The point of that story -- and I do have one -- is that the idea of ridding your country of people who do not share your language and your values did not originate with Donald Trump! The lesson for Mr Trump is that it's nigh well impossible to expel thousands or millions of people and expect them to stay gone. Before the Glorious War of the Secession, many well-meaning Americans, including "Honest Abe", thought shipping coloured people back to Africa was the solution to the problem of slavery. That was the notion that resulted in the creation of Liberia. Didn't work any better than did the Expulsion of the Acadians.
The best you can do, IMHO, is to close your borders and hope that the "others" will one day assimilate, as did the Acadians. Today they are the most perfectly bilingual and bi-cultural Canadians -- all-round great people.
But I digress.... The mission was to find some Americans who had, post-Trump, navigated Canada's complex and stupid immigration system and settled in Nova Scotia. Agent 78 and I travelled from Halifax southwest to Lunenburg then up to Grand Pré, across through Truro and all the way around Cape Breton Island without meeting (or even hearing of) one (1) American who had recently relocated to that beautiful province.
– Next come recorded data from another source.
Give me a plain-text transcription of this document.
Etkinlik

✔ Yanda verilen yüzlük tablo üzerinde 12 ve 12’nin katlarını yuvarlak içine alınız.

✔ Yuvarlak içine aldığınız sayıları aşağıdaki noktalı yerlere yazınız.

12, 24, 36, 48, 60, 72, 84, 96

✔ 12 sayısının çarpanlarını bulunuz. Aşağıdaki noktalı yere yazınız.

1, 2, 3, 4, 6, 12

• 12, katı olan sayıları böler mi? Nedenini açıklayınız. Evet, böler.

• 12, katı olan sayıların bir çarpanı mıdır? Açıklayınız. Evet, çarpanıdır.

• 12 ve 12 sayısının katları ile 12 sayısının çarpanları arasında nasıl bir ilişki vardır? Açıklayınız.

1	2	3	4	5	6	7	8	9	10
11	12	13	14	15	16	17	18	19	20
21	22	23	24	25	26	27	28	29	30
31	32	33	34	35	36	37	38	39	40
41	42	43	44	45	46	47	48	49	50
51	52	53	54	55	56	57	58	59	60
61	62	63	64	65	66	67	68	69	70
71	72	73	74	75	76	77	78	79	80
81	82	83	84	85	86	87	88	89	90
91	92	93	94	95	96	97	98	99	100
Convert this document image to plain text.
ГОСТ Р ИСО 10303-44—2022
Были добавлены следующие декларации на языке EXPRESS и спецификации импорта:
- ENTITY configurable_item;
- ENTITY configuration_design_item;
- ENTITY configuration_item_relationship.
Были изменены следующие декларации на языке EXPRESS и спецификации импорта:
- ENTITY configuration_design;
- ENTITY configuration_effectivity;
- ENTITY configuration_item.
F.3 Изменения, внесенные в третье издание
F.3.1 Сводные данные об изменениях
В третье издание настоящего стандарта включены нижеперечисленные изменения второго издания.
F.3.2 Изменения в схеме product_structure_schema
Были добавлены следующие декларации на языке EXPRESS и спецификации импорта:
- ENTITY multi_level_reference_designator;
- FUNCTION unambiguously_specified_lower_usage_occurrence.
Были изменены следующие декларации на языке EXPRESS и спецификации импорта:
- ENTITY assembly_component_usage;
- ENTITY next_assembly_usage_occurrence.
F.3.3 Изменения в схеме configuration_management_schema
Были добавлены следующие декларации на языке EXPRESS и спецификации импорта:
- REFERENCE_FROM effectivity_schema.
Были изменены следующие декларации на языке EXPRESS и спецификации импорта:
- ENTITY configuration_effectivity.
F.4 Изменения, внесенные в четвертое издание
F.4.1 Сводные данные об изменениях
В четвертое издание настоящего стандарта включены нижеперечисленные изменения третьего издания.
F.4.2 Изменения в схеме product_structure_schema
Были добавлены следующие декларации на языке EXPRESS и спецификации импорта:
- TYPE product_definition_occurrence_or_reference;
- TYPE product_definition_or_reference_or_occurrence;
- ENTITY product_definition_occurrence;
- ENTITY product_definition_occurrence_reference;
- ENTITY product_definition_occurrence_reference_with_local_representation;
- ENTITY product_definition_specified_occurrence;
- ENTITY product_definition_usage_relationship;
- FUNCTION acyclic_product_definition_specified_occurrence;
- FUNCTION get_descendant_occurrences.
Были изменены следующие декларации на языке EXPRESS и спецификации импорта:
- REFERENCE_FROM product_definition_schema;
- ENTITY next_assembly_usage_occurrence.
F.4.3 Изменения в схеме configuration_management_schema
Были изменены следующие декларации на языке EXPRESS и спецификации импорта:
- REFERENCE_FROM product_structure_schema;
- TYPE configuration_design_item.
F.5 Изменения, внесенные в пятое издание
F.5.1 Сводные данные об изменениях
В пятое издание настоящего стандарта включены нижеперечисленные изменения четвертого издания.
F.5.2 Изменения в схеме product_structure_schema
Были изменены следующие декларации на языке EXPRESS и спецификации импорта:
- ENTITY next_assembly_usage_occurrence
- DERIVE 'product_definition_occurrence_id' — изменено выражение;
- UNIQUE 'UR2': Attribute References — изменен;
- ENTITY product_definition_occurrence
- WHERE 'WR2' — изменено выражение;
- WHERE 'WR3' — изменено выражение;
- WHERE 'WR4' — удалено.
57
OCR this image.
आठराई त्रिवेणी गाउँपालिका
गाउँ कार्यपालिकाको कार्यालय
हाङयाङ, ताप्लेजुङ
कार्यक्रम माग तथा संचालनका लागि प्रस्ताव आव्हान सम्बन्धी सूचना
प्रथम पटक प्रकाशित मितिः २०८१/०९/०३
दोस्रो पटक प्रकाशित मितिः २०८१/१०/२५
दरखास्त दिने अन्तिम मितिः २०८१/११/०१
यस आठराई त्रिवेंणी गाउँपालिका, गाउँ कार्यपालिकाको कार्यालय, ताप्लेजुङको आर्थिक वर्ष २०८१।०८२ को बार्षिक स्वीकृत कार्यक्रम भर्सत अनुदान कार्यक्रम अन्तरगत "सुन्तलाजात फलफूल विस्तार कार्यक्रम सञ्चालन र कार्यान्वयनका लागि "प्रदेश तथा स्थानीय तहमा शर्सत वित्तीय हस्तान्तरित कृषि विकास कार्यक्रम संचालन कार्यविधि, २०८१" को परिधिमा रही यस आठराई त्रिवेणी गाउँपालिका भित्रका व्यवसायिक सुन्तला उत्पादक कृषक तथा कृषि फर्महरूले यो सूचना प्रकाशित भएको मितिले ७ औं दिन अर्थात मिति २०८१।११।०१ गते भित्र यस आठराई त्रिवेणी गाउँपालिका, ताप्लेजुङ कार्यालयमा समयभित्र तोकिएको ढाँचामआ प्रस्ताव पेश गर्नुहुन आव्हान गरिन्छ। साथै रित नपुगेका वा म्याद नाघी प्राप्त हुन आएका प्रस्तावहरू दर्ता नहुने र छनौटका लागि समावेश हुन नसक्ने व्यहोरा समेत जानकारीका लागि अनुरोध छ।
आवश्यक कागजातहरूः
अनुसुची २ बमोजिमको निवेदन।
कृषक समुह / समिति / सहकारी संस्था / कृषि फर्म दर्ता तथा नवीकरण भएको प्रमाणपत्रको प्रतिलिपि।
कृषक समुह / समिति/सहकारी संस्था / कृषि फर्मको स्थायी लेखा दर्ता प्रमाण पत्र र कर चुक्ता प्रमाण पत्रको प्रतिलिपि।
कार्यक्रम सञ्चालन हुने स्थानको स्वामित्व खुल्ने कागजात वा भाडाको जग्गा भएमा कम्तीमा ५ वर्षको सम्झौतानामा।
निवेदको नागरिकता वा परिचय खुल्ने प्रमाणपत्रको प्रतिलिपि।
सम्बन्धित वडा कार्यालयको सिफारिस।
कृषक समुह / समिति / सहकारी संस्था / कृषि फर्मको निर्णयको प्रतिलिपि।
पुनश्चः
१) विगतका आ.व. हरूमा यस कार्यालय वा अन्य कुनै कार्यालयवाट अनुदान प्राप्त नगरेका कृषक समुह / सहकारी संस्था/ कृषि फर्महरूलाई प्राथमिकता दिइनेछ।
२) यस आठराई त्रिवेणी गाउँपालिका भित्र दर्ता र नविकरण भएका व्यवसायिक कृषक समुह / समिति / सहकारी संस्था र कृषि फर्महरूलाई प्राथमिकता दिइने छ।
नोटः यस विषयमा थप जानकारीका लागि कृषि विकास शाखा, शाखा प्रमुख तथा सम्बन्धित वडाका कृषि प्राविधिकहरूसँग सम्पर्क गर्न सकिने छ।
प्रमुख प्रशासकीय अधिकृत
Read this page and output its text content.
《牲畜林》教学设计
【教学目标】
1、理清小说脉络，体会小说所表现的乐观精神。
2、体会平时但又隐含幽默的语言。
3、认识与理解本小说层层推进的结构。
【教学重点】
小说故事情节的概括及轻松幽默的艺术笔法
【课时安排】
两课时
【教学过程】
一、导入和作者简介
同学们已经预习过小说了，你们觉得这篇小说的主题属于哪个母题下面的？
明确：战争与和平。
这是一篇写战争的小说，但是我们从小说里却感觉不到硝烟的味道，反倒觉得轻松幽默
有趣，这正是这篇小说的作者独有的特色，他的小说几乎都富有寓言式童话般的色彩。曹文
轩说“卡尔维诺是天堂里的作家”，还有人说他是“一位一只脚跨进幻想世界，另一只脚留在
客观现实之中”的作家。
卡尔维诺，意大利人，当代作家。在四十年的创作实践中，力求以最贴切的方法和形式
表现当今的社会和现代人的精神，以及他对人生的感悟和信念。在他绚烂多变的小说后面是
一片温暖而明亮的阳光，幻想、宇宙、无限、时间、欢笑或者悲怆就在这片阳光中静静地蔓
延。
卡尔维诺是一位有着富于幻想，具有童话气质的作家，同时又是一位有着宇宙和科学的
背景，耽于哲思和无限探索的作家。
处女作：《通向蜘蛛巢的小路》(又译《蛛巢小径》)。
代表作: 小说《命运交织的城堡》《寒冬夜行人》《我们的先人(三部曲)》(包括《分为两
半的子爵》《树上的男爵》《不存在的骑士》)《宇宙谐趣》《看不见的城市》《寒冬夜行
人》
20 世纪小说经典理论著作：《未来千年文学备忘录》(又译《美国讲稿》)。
We did, however, encounter several American tourists -- whiteys, every one -- the kind who can't work out the "funny money". What they have figured out, though, is how to apologize for being American. "Don't blame me. I didn't vote for him." That strikes me as both sad and unnecessary. If you're from a nice part of the USA -- Virginia, let's say -- Down East people will probably welcome you more warmly than if you were from, say, Toronto. Even if you wanted to settle!